A história não convenceu os policiais civis. O UOL consultou imobiliárias para saber o valor dos casarões da região e o metro quadrado mais barato —em imóveis degradados como o de Conceição— sai por R$ 5,5 mil. Com o terreno do sobrado de 290 metros quadrados, o preço de mercado gira em torno de R$ 1,6 milhão.
Desta vez eram os criminosos que estavam em situação insustentável. A venda não seria um negócio, mas caridade e logo eles confessaram que estavam aplicando um golpe. Contaram que pagaram três meses de internação para a dona da casa e neste meio tempo iam vender o imóvel.

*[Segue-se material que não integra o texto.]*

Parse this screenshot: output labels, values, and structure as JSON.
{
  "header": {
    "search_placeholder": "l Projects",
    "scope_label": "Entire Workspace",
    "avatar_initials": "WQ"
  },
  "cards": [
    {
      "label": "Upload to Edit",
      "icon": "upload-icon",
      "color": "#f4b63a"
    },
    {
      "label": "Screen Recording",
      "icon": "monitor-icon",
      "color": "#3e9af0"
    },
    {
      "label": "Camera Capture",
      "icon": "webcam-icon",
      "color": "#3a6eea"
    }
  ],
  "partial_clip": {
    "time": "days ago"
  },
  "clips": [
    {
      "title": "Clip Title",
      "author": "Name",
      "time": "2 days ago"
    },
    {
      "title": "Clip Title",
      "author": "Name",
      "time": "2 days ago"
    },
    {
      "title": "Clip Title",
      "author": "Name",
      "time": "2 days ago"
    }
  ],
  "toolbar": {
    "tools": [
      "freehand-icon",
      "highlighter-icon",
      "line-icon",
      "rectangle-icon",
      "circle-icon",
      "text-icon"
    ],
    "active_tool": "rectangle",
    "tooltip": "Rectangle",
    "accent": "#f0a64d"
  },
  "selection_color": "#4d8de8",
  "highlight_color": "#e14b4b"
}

Segundo a polícia, eles também revelaram como souberam da existência de uma casa em que morava uma senhora de 75 anos e sem parentes: foram avisados pelo vigilante da rua. O homem foi encontrado e levado para a delegacia. Durante o depoimento, admitiu que ganhou R$ 20 mil pelo "serviço" —a venda do casarão.
O resgate
A pergunta do policial civil vizinho —onde está Conceição?— também foi respondida na delegacia. Foi no começo da noite de sábado que os criminosos revelaram onde ela havia sido internada.
Os policiais civis foram atrás da idosa. A estrada em melhor condição não aparecia no GPS e foi preciso improvisar o caminho, o que levou o carro a atolar. Ela só retornou para casa às 4h da madrugada de domingo.
Ao entrar, Conceição sentiu falta de um monte de coisas. Móveis foram parar na caçamba em frente ao sobrado e as dezenas de gatos que ela tem sumiram. Os fugitivos deram sorte. Os criminosos mataram um filhote e colocaram no congelador para dar sustentação ao argumento de que ela tinha problemas de saúde.
Dick, o cachorro inseparável, foi devolvido no dia seguinte. Uma vizinha apareceu contando que reconheceu aquele cão preto de grande porte vagando pela principal avenida do bairro. Bicho criado dentro do terreno de casa, o atropelamento era questão de tempo. Mas o animal estava assustado e foi preciso usar uma linguiça para atraí-lo.
Estelionato e sequestro
Conceição contou que há 20 anos mudou para o sobrado onde foi cuidadora da antiga proprietária, que não tinha parentes e morreu em 2019. Desde então, ela vive no local, que considera seu "por usucapião". O caso do sequestro foi parar no 7º DP de São Paulo e o delegado Ubiraci de Oliveira disse que a propriedade da casa não está em questão e que a idosa é vítima.
Mas havia uma série de questões a esclarecer. Pouco menos de um mês depois do sequestro, dois homens foram indiciados. O comprador foi considerado principal responsável e vai responder por estelionato e cárcere privado. O vigilante acabou indiciado por estelionato.
Pelo entendimento do delegado, o comprador agiu de má-fé ao aceitar fazer negócio pagando um valor tão abaixo de mercado. De acordo com as investigações, ele planejou o que fazer depois da saída da idosa da casa —assim que ela foi levada de ambulância, uma caçamba foi colocada na frente do sobrado e a mobília do casarão foi destruída e jogada fora.
O trabalho da polícia não apontou envolvimento direto da clínica para onde Conceição foi levada. O dono do estabelecimento foi ouvido de forma genérica no dia em que o crime foi desvendado. Não houve novo depoimento.
O mesmo ocorre com a ambulância usada para transportar a idosa. Imagens mostram a empresa e dois números de telefone. Ainda assim, nenhum representante foi contatado. Como consequência, os enfermeiros não foram ouvidos para saber se tiveram participação no golpe e qual a origem da ordem de internação fake.
A participação de mais uma pessoa no golpe traria diferença para a investigação porque caracterizaria o crime de associação criminosa —quando três ou mais indivíduos se juntam para cometer um delito.
O delegado declarou que mais apurações demandariam tempo e seriam uma oportunidade para impunidade. Ubiraci disse que preferiu garantir o indiciamento de dois suspeitos do que ampliar a brecha para o caso ficar sem responsabilização.
Os dois indiciados respondem em liberdade — e Conceição tem medo. Ela acredita que o plano dos golpistas incluía a morte dela.
Quando vendessem [o sobrado], acho que me matariam. Iam jogar o corpo num mato lá por aqueles lados [da clínica em Santa Isabel]."